The experience makes a great addition to the resumes of the students who worked on the documentary, but Williams said he thinks this particular project enriched their lives as well.

“They were able to connect with that story,” he said. “Sometimes some students were also moved by hearing the stories about people’s love for this neighborhood, so I feel like it enriched them on many levels.”

Williams said the story of the Charlton-Pollard neighborhood is a universal story that can touch many people.

“I hope they see the community of Charlton-Pollard,” he said. “It’s a story where you’re from. It connected with different people that we showed it to, people who aren’t related to the neighborhood watched it and got emotional because, again , in the personal history of these people, they are connected to their personal history.”
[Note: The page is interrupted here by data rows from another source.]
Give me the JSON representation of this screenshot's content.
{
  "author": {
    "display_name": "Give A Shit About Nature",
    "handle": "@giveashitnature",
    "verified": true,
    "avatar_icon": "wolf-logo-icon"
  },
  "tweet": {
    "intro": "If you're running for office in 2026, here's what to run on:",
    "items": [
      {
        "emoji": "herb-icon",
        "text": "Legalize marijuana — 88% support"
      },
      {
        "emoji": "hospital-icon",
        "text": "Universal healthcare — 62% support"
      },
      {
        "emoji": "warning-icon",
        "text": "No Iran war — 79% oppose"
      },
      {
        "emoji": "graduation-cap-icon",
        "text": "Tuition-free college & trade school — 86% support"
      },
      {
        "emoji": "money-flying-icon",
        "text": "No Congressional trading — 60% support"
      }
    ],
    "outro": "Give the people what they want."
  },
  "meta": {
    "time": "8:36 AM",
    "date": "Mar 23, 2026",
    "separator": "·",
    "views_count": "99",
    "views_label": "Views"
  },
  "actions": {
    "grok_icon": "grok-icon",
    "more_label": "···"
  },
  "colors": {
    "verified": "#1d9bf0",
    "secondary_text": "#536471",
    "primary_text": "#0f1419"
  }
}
Knowing the history is important, Williams said, and he became more intrigued by the city’s past while working on this project.

“The more I talk to people, especially when you can have a deeper conversation and people start to open up and share memories of the past, I hope this project inspires the cast and crew who worked on it. to become storytellers,” he said. “Maybe one day be inspired to tell a story about their origin. I feel like using creativity on this platform is powerful.”

At the premiere, there will be a booklet available by Linsley with more information and research on the Charlton-Pollard neighborhood and the black community of Beaumont.

“I walked in with passion and emotion about how important this neighborhood was and how much I loved it for what they had accomplished,” Linsley said. “It was just a joy to put together and write, although sometimes I couldn’t find all the information I wanted so easily.”

Doors open at 5:30 p.m. and admission is $6 for adults and $4 for children. The Jefferson Theater is located at 345 Fannin St. in Beaumont.

“To have something for the community and the students to have an experience – I wanted it for them because I hope it’s inspiring, it’s motivational,” Williams said. “I hope the people who worked on the cast and crew of this project realize that they were part of something and they have talent and I hope it inspires them to tell more stories. stories, to be more creative, to pursue their careers.”